In 2025, personal stories proved popular and powerful – but several controversies raised questions about the future of the memoir genre.
Personal stories can be powerful, and no more so than in 2025. Over the past 12 months, memoirs have frequently made the headlines both for the stories they told – and the details they missed out.
In the spring, Sarah Wynn-Williams's Careless People, an exposé of her time working as an executive at Meta, the company behind Facebook and Instagram, became a bestseller despite a gagging order banning her from publicising it.

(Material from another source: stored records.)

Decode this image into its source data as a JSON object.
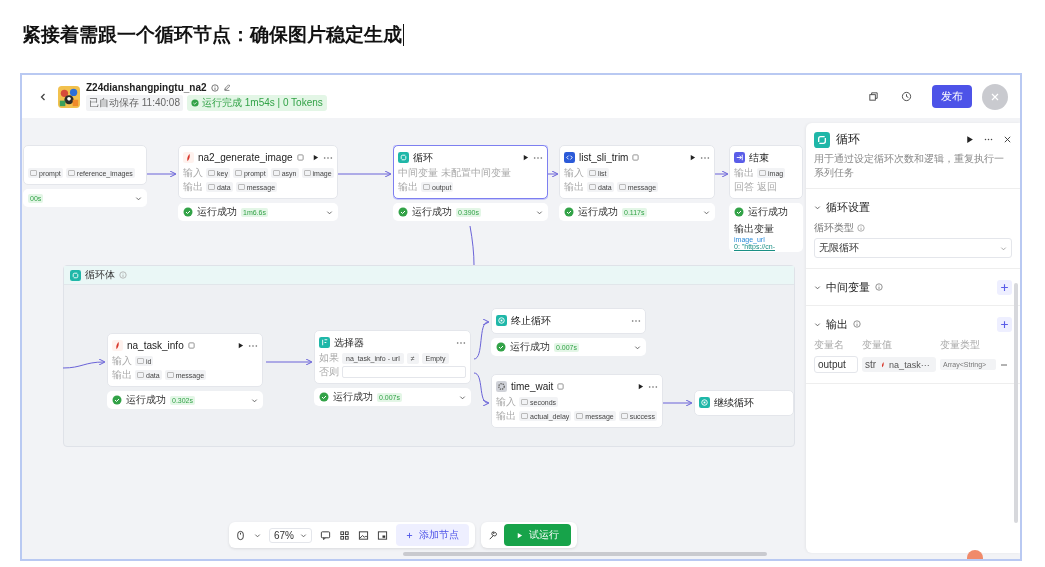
{
  "heading": "紧接着需跟一个循环节点：确保图片稳定生成",
  "header": {
    "title": "Z24dianshangpingtu_na2",
    "save_status": "已自动保存 11:40:08",
    "run_status": "运行完成 1m54s | 0 Tokens",
    "publish_button": "发布"
  },
  "nodes": [
    {
      "kind": "plugin",
      "selected": false,
      "rows": [
        {
          "params": [
            "prompt",
            "reference_images"
          ]
        }
      ],
      "status": {
        "time": "00s"
      }
    },
    {
      "kind": "plugin",
      "title": "na2_generate_image",
      "selected": false,
      "rows": [
        {
          "label": "输入",
          "params": [
            "key",
            "prompt",
            "asyn",
            "image"
          ]
        },
        {
          "label": "输出",
          "params": [
            "data",
            "message"
          ]
        }
      ],
      "status": {
        "text": "运行成功",
        "time": "1m6.6s"
      }
    },
    {
      "kind": "loop",
      "title": "循环",
      "selected": true,
      "rows": [
        {
          "label": "中间变量",
          "note": "未配置中间变量"
        },
        {
          "label": "输出",
          "params": [
            "output"
          ]
        }
      ],
      "status": {
        "text": "运行成功",
        "time": "0.390s"
      }
    },
    {
      "kind": "code",
      "title": "list_sli_trim",
      "selected": false,
      "rows": [
        {
          "label": "输入",
          "params": [
            "list"
          ]
        },
        {
          "label": "输出",
          "params": [
            "data",
            "message"
          ]
        }
      ],
      "status": {
        "text": "运行成功",
        "time": "0.117s"
      }
    },
    {
      "kind": "end",
      "title": "结束",
      "selected": false,
      "rows": [
        {
          "label": "输出",
          "params": [
            "imag"
          ]
        },
        {
          "label": "回答",
          "note": "返回"
        }
      ],
      "status": {
        "text": "运行成功",
        "output_label": "输出变量",
        "output_key": "image_url",
        "output_value": "0: \"https://cn-"
      }
    },
    {
      "kind": "plugin",
      "title": "na_task_info",
      "selected": false,
      "rows": [
        {
          "label": "输入",
          "params": [
            "id"
          ]
        },
        {
          "label": "输出",
          "params": [
            "data",
            "message"
          ]
        }
      ],
      "status": {
        "text": "运行成功",
        "time": "0.302s"
      }
    },
    {
      "kind": "selector",
      "title": "选择器",
      "selected": false,
      "rows": [
        {
          "label": "如果",
          "params": [
            "na_task_info - url",
            "≠",
            "Empty"
          ]
        },
        {
          "label": "否则"
        }
      ],
      "status": {
        "text": "运行成功",
        "time": "0.007s"
      }
    },
    {
      "kind": "break",
      "title": "终止循环",
      "selected": false,
      "status": {
        "text": "运行成功",
        "time": "0.007s"
      }
    },
    {
      "kind": "wait",
      "title": "time_wait",
      "selected": false,
      "rows": [
        {
          "label": "输入",
          "params": [
            "seconds"
          ]
        },
        {
          "label": "输出",
          "params": [
            "actual_delay",
            "message",
            "success"
          ]
        }
      ]
    },
    {
      "kind": "continue",
      "title": "继续循环",
      "selected": false
    }
  ],
  "loop_body": {
    "title": "循环体"
  },
  "panel": {
    "title": "循环",
    "description": "用于通过设定循环次数和逻辑，重复执行一系列任务",
    "sections": [
      {
        "kind": "settings",
        "title": "循环设置",
        "expanded": true,
        "field_label": "循环类型",
        "field_value": "无限循环"
      },
      {
        "kind": "variables",
        "title": "中间变量",
        "expanded": true
      },
      {
        "kind": "outputs",
        "title": "输出",
        "expanded": true,
        "columns": [
          "变量名",
          "变量值",
          "变量类型"
        ],
        "rows": [
          {
            "name": "output",
            "source_type": "str",
            "source": "na_task···",
            "type": "Array<String>"
          }
        ]
      }
    ]
  },
  "toolbar": {
    "zoom": "67%",
    "add_node": "添加节点",
    "test_run": "试运行"
  }
}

Later in the year, Virginia Giuffre's powerful posthumous autobiography Nobody's Girl detailed her sexual abuse at the hands of Jeffrey Epstein and his circle, including allegations against Andrew Mountbatten-Windsor, which he has always denied. The book – which sold one million copies in two months – intensified pressure for the former prince to be stripped of his titles – which he was in late October.
Kamala Harris's 107 days, an account of her doomed presidential run, garnered plenty of column inches for her criticism of Joe Biden. And the year also saw high-profile memoirs by Margaret Atwood, Malala Yousafzai and Jacinda Ardern, as well as moving life stories like Arundhati Roy's Mother Mary Comes to Me and Yiyun Li's Things in Nature Merely Grow, an account of losing two sons to suicide.